The Leg Spring Stiffness is a proprietary value of the Stryd Footpod and gives you an indication of the energy return capacity of your lower leg. At higher values, your lower leg can absorb and release more energy.
When running, the body describes a flight curve with every step, which results in an up and down movement of the body and is described by vertical oscillation.
The higher the speed, the higher the vertical oscillation. Secondarily it is influenced by the running style and the step frequency.
The vertical ratio describes the interaction of speed and vertical oscillation. A low value may be an indicator of more efficient running.
Body elasticity describes the drifting apart of the lower leg in relation to the upper body when running and thus the body's own oscillation and elasticity.
This value is made possible by a combination of the vertical oscillation of the Stryd Footpod and the vertical oscillation measured by a chest strap. This value is calculated by Tredict when the corresponding devices are worn simultaneously.

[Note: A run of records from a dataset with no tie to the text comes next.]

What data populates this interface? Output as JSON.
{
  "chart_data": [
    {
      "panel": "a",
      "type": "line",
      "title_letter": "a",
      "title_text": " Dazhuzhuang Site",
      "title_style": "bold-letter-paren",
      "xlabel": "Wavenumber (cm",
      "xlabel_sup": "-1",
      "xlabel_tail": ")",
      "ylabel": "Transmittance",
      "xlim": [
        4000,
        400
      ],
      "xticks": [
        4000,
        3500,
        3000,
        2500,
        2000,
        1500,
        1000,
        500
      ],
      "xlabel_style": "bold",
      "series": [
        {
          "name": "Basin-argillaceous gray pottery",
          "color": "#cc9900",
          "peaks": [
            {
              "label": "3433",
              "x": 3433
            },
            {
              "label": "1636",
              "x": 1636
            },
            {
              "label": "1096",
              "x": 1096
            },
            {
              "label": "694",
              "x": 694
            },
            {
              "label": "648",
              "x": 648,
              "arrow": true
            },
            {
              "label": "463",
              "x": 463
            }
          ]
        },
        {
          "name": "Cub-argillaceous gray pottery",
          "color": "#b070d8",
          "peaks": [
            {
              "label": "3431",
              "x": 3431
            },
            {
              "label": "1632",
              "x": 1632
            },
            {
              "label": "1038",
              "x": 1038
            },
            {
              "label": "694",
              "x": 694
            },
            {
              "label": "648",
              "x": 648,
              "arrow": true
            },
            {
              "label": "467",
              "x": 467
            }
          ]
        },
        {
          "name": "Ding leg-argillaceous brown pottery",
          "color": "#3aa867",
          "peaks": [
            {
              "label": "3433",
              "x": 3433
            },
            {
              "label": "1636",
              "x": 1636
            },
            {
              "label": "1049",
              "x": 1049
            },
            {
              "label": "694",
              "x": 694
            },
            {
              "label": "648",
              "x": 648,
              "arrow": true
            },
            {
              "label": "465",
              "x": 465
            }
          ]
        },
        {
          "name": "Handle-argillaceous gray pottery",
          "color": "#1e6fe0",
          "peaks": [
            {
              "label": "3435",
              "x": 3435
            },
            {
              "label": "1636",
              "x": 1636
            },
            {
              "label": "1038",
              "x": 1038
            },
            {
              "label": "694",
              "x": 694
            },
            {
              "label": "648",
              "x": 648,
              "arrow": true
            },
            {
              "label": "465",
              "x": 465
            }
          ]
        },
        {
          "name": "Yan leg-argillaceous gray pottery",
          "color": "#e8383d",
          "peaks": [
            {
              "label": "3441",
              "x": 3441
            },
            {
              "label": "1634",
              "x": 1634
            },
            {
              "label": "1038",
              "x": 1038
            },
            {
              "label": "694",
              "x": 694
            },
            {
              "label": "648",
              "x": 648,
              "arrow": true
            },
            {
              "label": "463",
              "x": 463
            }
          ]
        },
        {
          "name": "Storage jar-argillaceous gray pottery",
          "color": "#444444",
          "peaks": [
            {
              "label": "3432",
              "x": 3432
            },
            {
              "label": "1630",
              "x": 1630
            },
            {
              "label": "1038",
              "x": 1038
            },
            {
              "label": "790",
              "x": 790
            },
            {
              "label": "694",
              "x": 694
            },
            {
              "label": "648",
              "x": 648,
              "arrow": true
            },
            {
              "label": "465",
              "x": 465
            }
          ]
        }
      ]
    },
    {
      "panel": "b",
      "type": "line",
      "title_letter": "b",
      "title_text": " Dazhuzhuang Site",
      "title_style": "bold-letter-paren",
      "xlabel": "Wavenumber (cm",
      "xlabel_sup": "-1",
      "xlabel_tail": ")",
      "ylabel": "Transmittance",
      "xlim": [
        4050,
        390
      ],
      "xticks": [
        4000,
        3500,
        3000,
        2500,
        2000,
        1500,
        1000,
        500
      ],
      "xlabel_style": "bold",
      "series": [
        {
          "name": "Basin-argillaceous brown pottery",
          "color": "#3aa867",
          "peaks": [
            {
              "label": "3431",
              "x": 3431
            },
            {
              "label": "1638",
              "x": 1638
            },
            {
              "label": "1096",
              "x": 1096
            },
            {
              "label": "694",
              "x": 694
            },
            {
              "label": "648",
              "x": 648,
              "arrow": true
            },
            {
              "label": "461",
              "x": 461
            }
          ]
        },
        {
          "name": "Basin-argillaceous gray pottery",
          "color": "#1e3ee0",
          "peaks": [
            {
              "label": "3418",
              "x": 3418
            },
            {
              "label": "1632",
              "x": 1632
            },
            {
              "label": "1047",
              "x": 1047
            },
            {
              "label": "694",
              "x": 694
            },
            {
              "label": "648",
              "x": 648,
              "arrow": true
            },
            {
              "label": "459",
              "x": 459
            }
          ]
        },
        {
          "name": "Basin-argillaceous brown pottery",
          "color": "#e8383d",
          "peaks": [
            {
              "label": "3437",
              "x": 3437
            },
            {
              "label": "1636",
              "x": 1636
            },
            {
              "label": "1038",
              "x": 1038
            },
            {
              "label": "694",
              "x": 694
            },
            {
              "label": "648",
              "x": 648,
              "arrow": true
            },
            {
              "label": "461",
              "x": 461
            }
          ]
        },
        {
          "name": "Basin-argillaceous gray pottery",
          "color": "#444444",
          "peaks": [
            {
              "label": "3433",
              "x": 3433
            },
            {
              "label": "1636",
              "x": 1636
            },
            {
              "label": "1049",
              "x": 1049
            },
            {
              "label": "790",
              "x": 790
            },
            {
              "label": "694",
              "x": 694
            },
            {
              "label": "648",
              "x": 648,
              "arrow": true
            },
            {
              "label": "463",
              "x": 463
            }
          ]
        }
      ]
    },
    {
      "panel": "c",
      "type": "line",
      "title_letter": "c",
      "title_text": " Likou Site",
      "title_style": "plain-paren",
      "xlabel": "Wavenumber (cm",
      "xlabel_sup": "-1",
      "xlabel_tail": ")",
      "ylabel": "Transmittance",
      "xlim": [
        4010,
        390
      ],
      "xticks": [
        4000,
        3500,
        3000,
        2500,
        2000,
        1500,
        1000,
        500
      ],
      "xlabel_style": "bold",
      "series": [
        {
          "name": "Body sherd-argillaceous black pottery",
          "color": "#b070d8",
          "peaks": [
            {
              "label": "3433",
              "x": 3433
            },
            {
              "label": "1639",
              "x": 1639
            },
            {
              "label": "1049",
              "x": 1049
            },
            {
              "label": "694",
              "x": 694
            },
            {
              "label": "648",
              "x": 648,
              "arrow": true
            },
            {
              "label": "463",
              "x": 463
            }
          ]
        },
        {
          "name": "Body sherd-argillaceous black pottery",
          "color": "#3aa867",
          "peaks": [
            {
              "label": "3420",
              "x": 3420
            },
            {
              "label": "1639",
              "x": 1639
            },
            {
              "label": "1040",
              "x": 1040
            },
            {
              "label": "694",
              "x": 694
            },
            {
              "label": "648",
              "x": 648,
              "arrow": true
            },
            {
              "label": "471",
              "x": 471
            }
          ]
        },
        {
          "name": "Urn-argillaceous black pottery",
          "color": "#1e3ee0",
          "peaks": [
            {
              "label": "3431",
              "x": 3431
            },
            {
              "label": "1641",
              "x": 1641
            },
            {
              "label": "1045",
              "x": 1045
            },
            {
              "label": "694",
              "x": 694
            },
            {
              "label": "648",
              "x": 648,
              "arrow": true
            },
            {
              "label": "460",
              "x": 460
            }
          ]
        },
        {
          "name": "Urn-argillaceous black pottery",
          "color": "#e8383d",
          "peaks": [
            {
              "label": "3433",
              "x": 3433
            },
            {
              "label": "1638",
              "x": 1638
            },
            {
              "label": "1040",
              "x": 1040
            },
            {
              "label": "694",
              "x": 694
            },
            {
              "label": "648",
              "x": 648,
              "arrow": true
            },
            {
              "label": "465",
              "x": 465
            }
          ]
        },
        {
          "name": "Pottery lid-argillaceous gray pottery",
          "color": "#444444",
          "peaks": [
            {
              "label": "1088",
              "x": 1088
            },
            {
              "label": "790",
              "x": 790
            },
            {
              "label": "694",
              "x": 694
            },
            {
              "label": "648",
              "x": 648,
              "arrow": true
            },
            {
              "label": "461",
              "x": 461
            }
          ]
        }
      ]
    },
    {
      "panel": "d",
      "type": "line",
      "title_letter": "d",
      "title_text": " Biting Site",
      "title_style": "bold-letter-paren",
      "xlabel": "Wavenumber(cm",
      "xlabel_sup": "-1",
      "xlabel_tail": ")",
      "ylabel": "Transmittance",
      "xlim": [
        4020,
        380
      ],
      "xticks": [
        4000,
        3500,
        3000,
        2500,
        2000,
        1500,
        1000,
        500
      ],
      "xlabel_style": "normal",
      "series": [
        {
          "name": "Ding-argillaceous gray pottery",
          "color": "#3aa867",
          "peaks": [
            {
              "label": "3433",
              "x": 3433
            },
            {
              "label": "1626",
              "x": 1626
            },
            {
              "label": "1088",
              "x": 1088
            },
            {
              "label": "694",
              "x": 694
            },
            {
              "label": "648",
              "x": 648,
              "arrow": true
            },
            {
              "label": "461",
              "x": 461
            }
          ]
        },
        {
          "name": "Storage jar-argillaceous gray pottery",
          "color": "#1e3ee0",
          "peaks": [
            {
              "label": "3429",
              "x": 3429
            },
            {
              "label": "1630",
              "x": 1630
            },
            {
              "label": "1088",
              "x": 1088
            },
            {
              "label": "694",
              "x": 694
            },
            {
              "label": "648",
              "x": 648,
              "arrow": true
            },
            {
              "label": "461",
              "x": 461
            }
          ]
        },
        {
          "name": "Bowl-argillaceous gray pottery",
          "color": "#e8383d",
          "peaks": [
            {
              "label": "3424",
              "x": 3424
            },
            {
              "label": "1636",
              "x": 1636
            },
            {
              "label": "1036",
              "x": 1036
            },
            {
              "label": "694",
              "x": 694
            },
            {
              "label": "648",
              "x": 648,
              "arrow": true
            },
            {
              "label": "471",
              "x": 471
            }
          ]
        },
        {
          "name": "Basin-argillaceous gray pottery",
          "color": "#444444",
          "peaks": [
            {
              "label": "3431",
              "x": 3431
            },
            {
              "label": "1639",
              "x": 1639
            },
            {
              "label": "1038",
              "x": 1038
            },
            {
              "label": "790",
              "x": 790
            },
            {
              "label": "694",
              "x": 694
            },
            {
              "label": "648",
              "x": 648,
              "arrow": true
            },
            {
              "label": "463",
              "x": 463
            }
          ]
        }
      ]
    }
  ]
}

The Platform Center Offset indicates the position at which the force is transmitted to the pedal relative to the pedal center. The PCO can help you to identify asymmetries or extreme values.
The Left Right Balance shows whether you have major differences in the power distribution on the pedals. Too much asymmetry can lead to injuries and is inefficient. However, deviations of a few percent are within the normal range.
The Power Phase shows you in which range of the pedal rotation power is applied.
The Peak Power Phase is the range where you bring the most power into the pedal rotation.
The torque effectiveness is the sum of the force positively exerted by the foot on the pedal and the opposite negative force applied by the other foot to the opposite pedal.
The pedal smoothness is calculated from the average power and the peak power phase that is applied at the pedal.
A chest strap, foot pod and / or special bicycle pedals are required for running and cycling dynamics, which provide and support these values.